Malhotra further stated that the Sections 6 and 7 of the CTN Rules which talk about Programme and Advertisement Code respectively are rules that provide for much wider application of fetters or the limitations than is prescribed even under the constitution. "For example, if your content is not in good taste and decency, then it can be stopped or prohibited. Earlier, it was an argument for the government to make that because you are in violation of the Programme Code, therefore I will take this action under section 20 or 21. Now they have introduced a rule which says that if you are in violation we can take an action against you. You can't do that. The act already provides for a proper process to be followed."

Earlier, most of the consumer complaints were being addressed at the BCCC or NBSA level, as the IMC was an ad hoc and non-statutory body. "Now you are placing an IMC formed only of bureaucrats to sit in appeals against judgements made by BCCC or NBSA which are bodies headed by Retired Supreme Court or High Court judges. So essentially, a judge decides on something, and you get a bureaucrat to decide over and above that. It is clearly in breach of the principal in the constitution of separation of powers."

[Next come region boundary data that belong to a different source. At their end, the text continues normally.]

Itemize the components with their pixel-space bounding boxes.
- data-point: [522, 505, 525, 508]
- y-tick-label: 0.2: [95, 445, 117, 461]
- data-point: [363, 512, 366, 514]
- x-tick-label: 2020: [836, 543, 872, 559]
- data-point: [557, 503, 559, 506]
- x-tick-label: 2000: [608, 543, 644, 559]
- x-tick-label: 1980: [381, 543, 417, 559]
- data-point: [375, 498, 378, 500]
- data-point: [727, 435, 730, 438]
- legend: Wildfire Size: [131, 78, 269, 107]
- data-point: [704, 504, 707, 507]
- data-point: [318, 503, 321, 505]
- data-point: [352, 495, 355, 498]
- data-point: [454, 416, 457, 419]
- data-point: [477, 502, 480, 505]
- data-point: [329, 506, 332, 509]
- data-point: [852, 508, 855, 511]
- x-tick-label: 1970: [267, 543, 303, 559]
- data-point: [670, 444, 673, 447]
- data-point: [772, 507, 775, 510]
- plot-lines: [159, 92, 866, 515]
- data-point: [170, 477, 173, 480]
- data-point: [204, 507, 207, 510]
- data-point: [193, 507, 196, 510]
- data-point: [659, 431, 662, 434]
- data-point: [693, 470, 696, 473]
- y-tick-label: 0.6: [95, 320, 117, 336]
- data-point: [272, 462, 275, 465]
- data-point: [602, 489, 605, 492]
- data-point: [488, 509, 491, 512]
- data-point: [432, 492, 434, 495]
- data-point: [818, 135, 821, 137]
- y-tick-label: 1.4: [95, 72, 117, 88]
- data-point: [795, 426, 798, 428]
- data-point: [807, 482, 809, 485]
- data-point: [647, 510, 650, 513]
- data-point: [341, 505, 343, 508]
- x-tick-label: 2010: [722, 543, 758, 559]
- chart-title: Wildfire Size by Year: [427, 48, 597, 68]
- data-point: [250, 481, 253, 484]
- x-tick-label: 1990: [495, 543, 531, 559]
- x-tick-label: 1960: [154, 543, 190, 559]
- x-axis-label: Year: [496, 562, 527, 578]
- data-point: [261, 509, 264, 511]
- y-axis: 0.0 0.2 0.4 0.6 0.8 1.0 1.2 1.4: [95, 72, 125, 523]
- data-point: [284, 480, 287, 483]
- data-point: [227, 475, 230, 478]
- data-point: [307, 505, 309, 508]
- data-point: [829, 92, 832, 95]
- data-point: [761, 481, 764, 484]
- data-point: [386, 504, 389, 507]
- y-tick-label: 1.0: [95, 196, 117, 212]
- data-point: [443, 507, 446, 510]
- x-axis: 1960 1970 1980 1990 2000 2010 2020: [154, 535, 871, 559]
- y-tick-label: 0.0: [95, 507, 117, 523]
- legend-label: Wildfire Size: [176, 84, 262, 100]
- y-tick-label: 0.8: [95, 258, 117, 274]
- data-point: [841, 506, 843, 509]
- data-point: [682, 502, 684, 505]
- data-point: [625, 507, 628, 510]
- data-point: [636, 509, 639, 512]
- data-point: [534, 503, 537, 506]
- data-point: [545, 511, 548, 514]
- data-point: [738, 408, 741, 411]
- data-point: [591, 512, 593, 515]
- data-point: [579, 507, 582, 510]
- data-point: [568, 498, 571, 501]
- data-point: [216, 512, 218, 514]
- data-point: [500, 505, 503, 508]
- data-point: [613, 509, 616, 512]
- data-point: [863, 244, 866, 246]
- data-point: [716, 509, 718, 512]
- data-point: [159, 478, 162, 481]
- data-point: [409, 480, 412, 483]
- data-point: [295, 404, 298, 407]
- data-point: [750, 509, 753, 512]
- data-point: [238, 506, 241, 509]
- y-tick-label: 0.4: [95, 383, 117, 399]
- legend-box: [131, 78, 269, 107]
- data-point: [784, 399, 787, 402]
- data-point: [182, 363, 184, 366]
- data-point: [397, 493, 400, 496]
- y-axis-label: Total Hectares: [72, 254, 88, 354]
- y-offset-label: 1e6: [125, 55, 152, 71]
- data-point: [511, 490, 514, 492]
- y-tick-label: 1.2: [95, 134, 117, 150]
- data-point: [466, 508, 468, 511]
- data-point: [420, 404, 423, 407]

Malhotra said that the amendments are out-and-out illegal, unconstitutional and should be challenged.

LawNK Partner Abhinav Shrivastava said self-regulation is the appropriate mechanism for dealing with content regulation. "It is a good move to recognise self-regulatory bodies because it shifts the burden away from the government to technocrats in the broadcast industry. This is the fall-out of the Republic TV case in Delhi HC. In that case, the MIB had also said that we are looking into giving more teeth to the NBSA," he said.

According to Srivastav, the bigger question is what is the expectation of the ministry from these bodies and how integrity will be maintained. "We need clarity on which self-regulatory bodies the MIB will recognise and what will be the basis of that recognition. Self-regulation will only work if the body is legitimate and the functioning remains independent of its members."